But anything so o’erdone is far from the purpose of playing, whose end, both at the first and now, was and is to hold, as ‘twere, the mirror up to nature, to show virtue her own feature, scorn her own image, and the very age and body of the time his form and pressure.

It is remarkable that so many centuries later this sense of purpose still feels insightful. Theatre artists tend to squabble over things. There are great differences in style, in methodology, in aesthetics, in intention. Ask 10 theatremakers what their art is for and you’ll likely get 10 different answers. But this one seems to unite them all. And a mirror is a useful metaphor. There can be much variety in a mirror.
Some seem to distort an image – make it longer or wider. Some make what it is seem absurd. Some make reality more beautiful. Some mirrors make everything terrifying or menacing. Some seem to be reflecting truth, nature just as it is (but of course that is an illusion – at the very least it is nature reversed.)
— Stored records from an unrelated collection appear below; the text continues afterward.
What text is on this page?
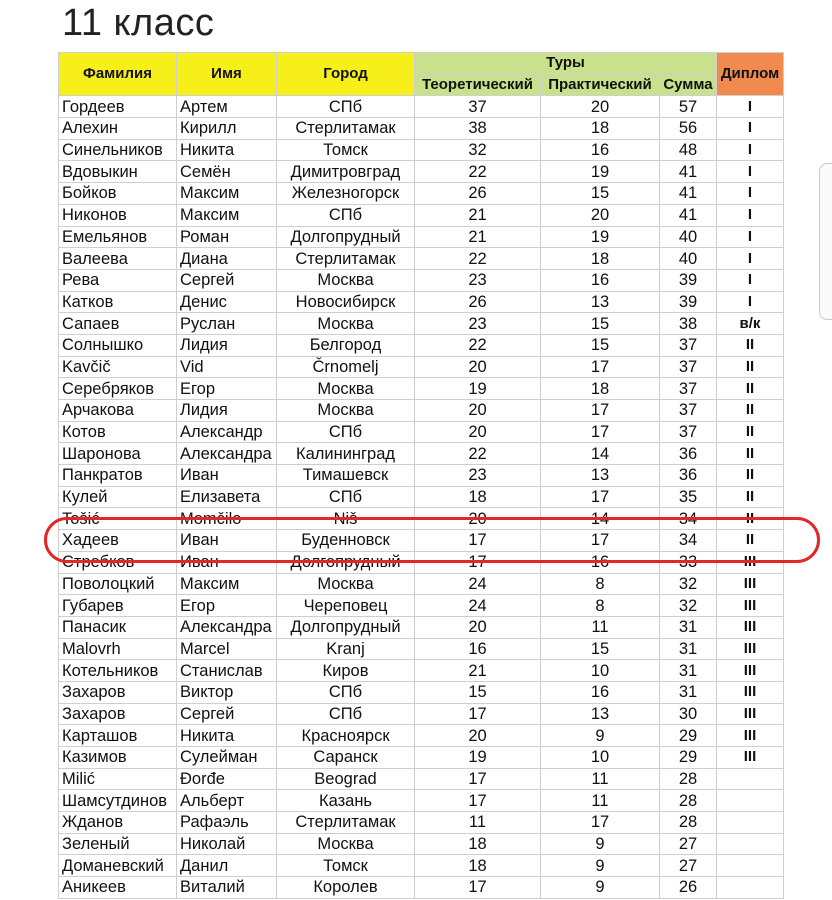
11 класс
Фамилия	Имя	Город	Туры			Диплом
			Теоретический	Практический	Сумма	
Гордеев	Артем	СПб	37	20	57	I
Алехин	Кирилл	Стерлитамак	38	18	56	I
Синельников	Никита	Томск	32	16	48	I
Вдовыкин	Семён	Димитровград	22	19	41	I
Бойков	Максим	Железногорск	26	15	41	I
Никонов	Максим	СПб	21	20	41	I
Емельянов	Роман	Долгопрудный	21	19	40	I
Валеева	Диана	Стерлитамак	22	18	40	I
Рева	Сергей	Москва	23	16	39	I
Катков	Денис	Новосибирск	26	13	39	I
Сапаев	Руслан	Москва	23	15	38	в/к
Солнышко	Лидия	Белгород	22	15	37	II
Kavčič	Vid	Črnomelj	20	17	37	II
Серебряков	Егор	Москва	19	18	37	II
Арчакова	Лидия	Москва	20	17	37	II
Котов	Александр	СПб	20	17	37	II
Шаронова	Александра	Калининград	22	14	36	II
Панкратов	Иван	Тимашевск	23	13	36	II
Кулей	Елизавета	СПб	18	17	35	II
Tošić	Momčilo	Niš	20	14	34	II
Хадеев	Иван	Буденновск	17	17	34	II
Стребков	Иван	Долгопрудный	17	16	33	III
Поволоцкий	Максим	Москва	24	8	32	III
Губарев	Егор	Череповец	24	8	32	III
Панасик	Александра	Долгопрудный	20	11	31	III
Malovrh	Marcel	Kranj	16	15	31	III
Котельников	Станислав	Киров	21	10	31	III
Захаров	Виктор	СПб	15	16	31	III
Захаров	Сергей	СПб	17	13	30	III
Карташов	Никита	Красноярск	20	9	29	III
Казимов	Сулейман	Саранск	19	10	29	III
Milić	Đorđe	Beograd	17	11	28	
Шамсутдинов	Альберт	Казань	17	11	28	
Жданов	Рафаэль	Стерлитамак	11	17	28	
Зеленый	Николай	Москва	18	9	27	
Доманевский	Данил	Томск	18	9	27	
Аникеев	Виталий	Королев	17	9	26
But all of it is a reflection of some nugget of life, all of it reveals as much as it distorts, and sometimes reveals more through distortion.
I’ve never met a theatre person who wasn’t somehow moved by this line. We can forget sometimes that our work has value and that there IS a purpose and that it is one full of meaning, rich in importance. That playing has a purpose is something we can forget and we are moved when we are reminded.

Especially with a line so connected to the past, so interested in the future. The way the line lives in a long line of forever “both at the first and now, was and is” the line is like a line leading from the very first player until this moment now, allowing us to remember that there were players at the first and that they lead straight to now, to the very age and body of our time.